The most recent release of the archive is always available from [this directory](https://github.com/homermultitext/hmt-archive/tree/master/releases-cex):  you can check there to update the release version in the following cell.

In [None]:
// Check for most recent release at
// https://github.com/homermultitext/hmt-archive/tree/master/releases-cex
// and change this value if needed:
val releaseId = "2020i"


## Configure Jupyter notebook

In [None]:

// 1. Add maven repository where we can find our libraries
val myBT = coursierapi.MavenRepository.of("https://dl.bintray.com/neelsmith/maven")
interp.repositories() ++= Seq(myBT)

In [None]:
// 2. Make libraries available with `$ivy` imports:
import $ivy.`edu.holycross.shot::scm:7.4.0`
import $ivy.`edu.holycross.shot::ohco2:10.20.4`
import $ivy.`edu.holycross.shot.cite::xcite:4.3.0`
import $ivy.`edu.holycross.shot::dse:7.1.3`
import $ivy.`edu.holycross.shot::greek:9.0.0`

## Load HMT data

Data releases of the Homer Multitext project archive are published as CITE libraries, and committed to the `hmt-archive` github repository in CEX format.



In [None]:
import edu.holycross.shot.scm._

val url = s"https://raw.githubusercontent.com/homermultitext/hmt-archive/master/releases-cex/hmt-${releaseId}.cex"
val lib = CiteLibrarySource.fromUrl(url)

In [None]:
import edu.holycross.shot.ohco2._
import edu.holycross.shot.dse._
import edu.holycross.shot.greek._

val corpus = lib.textRepository.get.corpus
val dsev = DseVector.fromCiteLibrary(lib)
val scholia = corpus.nodes.filter(_.urn.textGroup == "tlg5026")

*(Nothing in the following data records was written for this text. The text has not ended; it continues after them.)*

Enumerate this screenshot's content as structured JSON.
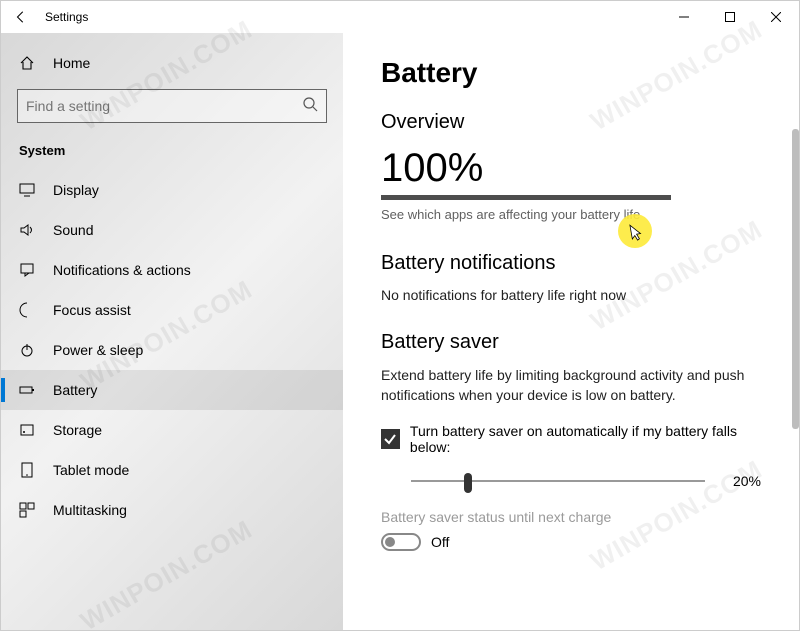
{
  "window": {
    "title": "Settings"
  },
  "sidebar": {
    "home": "Home",
    "search_placeholder": "Find a setting",
    "section": "System",
    "items": [
      {
        "label": "Display"
      },
      {
        "label": "Sound"
      },
      {
        "label": "Notifications & actions"
      },
      {
        "label": "Focus assist"
      },
      {
        "label": "Power & sleep"
      },
      {
        "label": "Battery"
      },
      {
        "label": "Storage"
      },
      {
        "label": "Tablet mode"
      },
      {
        "label": "Multitasking"
      }
    ]
  },
  "main": {
    "title": "Battery",
    "overview_heading": "Overview",
    "battery_percent": "100%",
    "apps_link": "See which apps are affecting your battery life",
    "notif_heading": "Battery notifications",
    "notif_text": "No notifications for battery life right now",
    "saver_heading": "Battery saver",
    "saver_desc": "Extend battery life by limiting background activity and push notifications when your device is low on battery.",
    "saver_checkbox": "Turn battery saver on automatically if my battery falls below:",
    "saver_threshold": "20%",
    "saver_status_label": "Battery saver status until next charge",
    "saver_toggle_state": "Off"
  },
  "watermark": "WINPOIN.COM"
}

## Search and format results 

In [None]:

val pageBaseUrl = "http://www.homermultitext.org/facsimiles/venetus-a/"

def search(s: String) = {
  val matchedPsgs = scholia.filter(_.text.contains(s))
  val pls = if (matchedPsgs.size == 1) { "" } else  { "s" }
  val hdr = s"<h2>Search for string ${s}</h2>" +
  s"<p>Found ${matchedPsgs.size} passage${pls}</p>"
  val results = for ( (urn, idx)  <- matchedPsgs.map(_.urn).zipWithIndex) yield {
    val scholion = urn.collapsePassageBy(1)
    //println(scholion)
    val nd = corpus.nodes.filter(nd => scholion > nd.urn)
    //println(nd)
    val text = nd.map(n => "<blockquote>" + n.text.replaceAll(s, "<strong>" + s + "</strong>") + "</blockquote>" )
    val pgOpt = dsev.tbsForText(scholion)
    pgOpt match  {
      case None => {

        s"<li> <strong>${idx + 1}/${matchedPsgs.size}</strong> ${scholion} (Sadly, no page indexed in DSE) "  + text.mkString("\n")  + "</li>"
      }
      case _ => {
        val pg = pgOpt.get.objectComponent
        val url = pageBaseUrl + pg + "/"

        val link = "<a href=\"" + url + "\">facsimile</a>"

        s"<li> <strong>${idx + 1}/${matchedPsgs.size}</strong> ${scholion}, page ${pg} (${link})" + text.mkString("\n") + "</li>"
      }
    }
  }
  Html(hdr + results.mkString("\n"))
}